Obituary: Paddy Clancy

FOLLOWING THE death of Paddy Clancy, only one of the original members of the Irish folk group the Clancy Brothers, Liam, remains to carry on the tradition of table-thumping Irish ballad groups which they originated 40 years ago. However, the Clancy name continues, with Liam supported by the next generation, Pat, the third generation, Bobby, and Liam and Paddy's nephew Robbie O'Connell.

It was Liam Clancy who formed the Clancy Brothers, in 1959 in New York, after he met Tommy Makem, when both of them were working as actors in an off-Broadway production of the play Shadow and Substance, by Paul Vincent Carroll.

The owner of the Fifth Peg bar in Greenwich Village approached Clancy and Makem with the idea of singing a few Irish songs as a nightly warm- up act. He offered them three times what the theatre was paying them, and after a week as support, they were promoted to headline status.

Shortly after that, Liam's other two brothers, Paddy and Tom, joined for a gig at Alan Ribback's Gate of Horn club in Chicago, and the Clancy Brothers and Tommy Makem were born. They'd been wracking their brains to come up with a suitable name, but since they couldn't agree to anything suitable, the billboard outside the club just said that.

Their impact on the nascent New York folk scene was considerable. Bob Dylan took the melody of their outlaw ballad "Brennan on the Moor" for his song "Ramblin' Gamblin' Willie". Thirty years later they were to repay the compliment, when they sang Dylan's "When The Ship Comes In" at his 30th anniversary concert at Madison Square Garden, in October 1992.

Paddy Clancy was born in the little Tipperary village of Carrick-on-Suir in 1922, the eldest of 11 children. With Liam and his other brother, Tom, he arrived in the United States in the early Fifties.

Paddy started the well-respected Tradition Records label with the folklorist Ken Goldstein, devoted primarily to issuing the work of the great Irish traditionalists, such as Padraig O'Keefe, Tommy Makem's mother Sarah, Denis Murphy, the great Fermanagh stylist (and IRA activist) Paddy Tunney, and Sean MacDonnchadha.

The company's sixth album, a collection of rebel ballads featuring Paddy's brothers with Makem, recorded on a domestic tape machine in Goldstein's apartment in the Bronx, was a break from the intricate subtleties of singers such as Tunney, who sang unaccompanied, with elaborate decorations like a vocal equivalent of the Book of Kells.

But The Rising of the Moon, and its follow-up collection of drinking songs, Come Fill Your Glass With Us (both in the late 1950s), brought them to the attention of Columbia Records, already with an unexpected hit on their hands in the shape of Bob Dylan, and the group graduated to playing in night spots like the Blue Angel in New York.

It was there that the television presenter Ed Sullivan spotted and hired them for a support spot on his programme. When the main act failed to show, they had to improvise an extra 10 minutes, and the 20-minute exposure to 50 million viewers consolidated their cross-over success outside the confines of the folk scene.

After building up a huge international following, through which they changed at least the popular image of Irish folk music, laying the ground for the punk folk of groups like the Pogues (though the roots tradition continued on its own sweet way, as it has for centuries), they disbanded in 1966.

Paddy returned to his native village to become an innovative dairy farmer, Liam and Tom returned to acting, and Tommy Makem worked as a solo artist. The group had a reunion in 1984, and got together for occasional tours, the last concert of which was at the National Concert Hall in Dublin in 1996. Tom had died in 1990, from cancer.

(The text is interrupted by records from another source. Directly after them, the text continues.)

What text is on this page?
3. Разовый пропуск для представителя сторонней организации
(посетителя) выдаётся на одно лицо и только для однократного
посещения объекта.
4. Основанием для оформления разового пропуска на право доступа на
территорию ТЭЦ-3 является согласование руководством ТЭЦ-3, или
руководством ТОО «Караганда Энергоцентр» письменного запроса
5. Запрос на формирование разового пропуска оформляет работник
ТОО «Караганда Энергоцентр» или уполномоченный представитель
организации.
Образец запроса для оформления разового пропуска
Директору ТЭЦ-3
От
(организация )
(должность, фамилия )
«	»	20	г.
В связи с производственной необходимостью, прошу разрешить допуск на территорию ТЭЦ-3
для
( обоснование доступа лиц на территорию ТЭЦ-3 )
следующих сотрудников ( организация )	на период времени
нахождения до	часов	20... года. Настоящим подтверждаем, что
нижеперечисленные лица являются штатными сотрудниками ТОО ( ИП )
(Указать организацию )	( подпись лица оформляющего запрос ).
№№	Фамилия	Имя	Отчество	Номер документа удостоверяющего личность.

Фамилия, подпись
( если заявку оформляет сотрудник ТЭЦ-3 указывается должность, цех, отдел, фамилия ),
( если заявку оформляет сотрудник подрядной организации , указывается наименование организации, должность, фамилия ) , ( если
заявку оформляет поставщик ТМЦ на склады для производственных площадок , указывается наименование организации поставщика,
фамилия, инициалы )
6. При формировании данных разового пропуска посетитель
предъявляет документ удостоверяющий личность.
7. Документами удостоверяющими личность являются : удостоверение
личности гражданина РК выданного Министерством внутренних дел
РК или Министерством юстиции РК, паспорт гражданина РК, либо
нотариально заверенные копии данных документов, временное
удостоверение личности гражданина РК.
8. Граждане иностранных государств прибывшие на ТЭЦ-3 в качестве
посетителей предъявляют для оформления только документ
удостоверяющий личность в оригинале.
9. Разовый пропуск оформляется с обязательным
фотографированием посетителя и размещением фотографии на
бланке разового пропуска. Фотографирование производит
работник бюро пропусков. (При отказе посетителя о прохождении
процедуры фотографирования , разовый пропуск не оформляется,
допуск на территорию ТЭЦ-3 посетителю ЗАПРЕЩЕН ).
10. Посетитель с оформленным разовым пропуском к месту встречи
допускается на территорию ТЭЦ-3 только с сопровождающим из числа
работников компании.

Their last album, Older But No Wiser, for Vanguard in the 1990s, was billed as the Clancy Brothers and Robbie O'Connell, and featured an entirely new collection of songs, apart from Dylan's "Ship".

Though Paddy had been ill for some time, as recently as February this year he was running a "pub tour of Ireland", when for $979 per person, including transatlantic airfare, US visitors were taken on a musical drinking tour of the country, concluding with a visit to his farm for a parting glass, though not necessarily of his excellent milk. It was there he took his own parting glass, dying in the village where he had been born.

Karl Dallas

Patrick Clancy, singer: born Carrick-on-Suir, Co Waterford 1922; twice married (three daughters, two sons); died Carrick-on-Suir, Co Waterford 11 November 1998.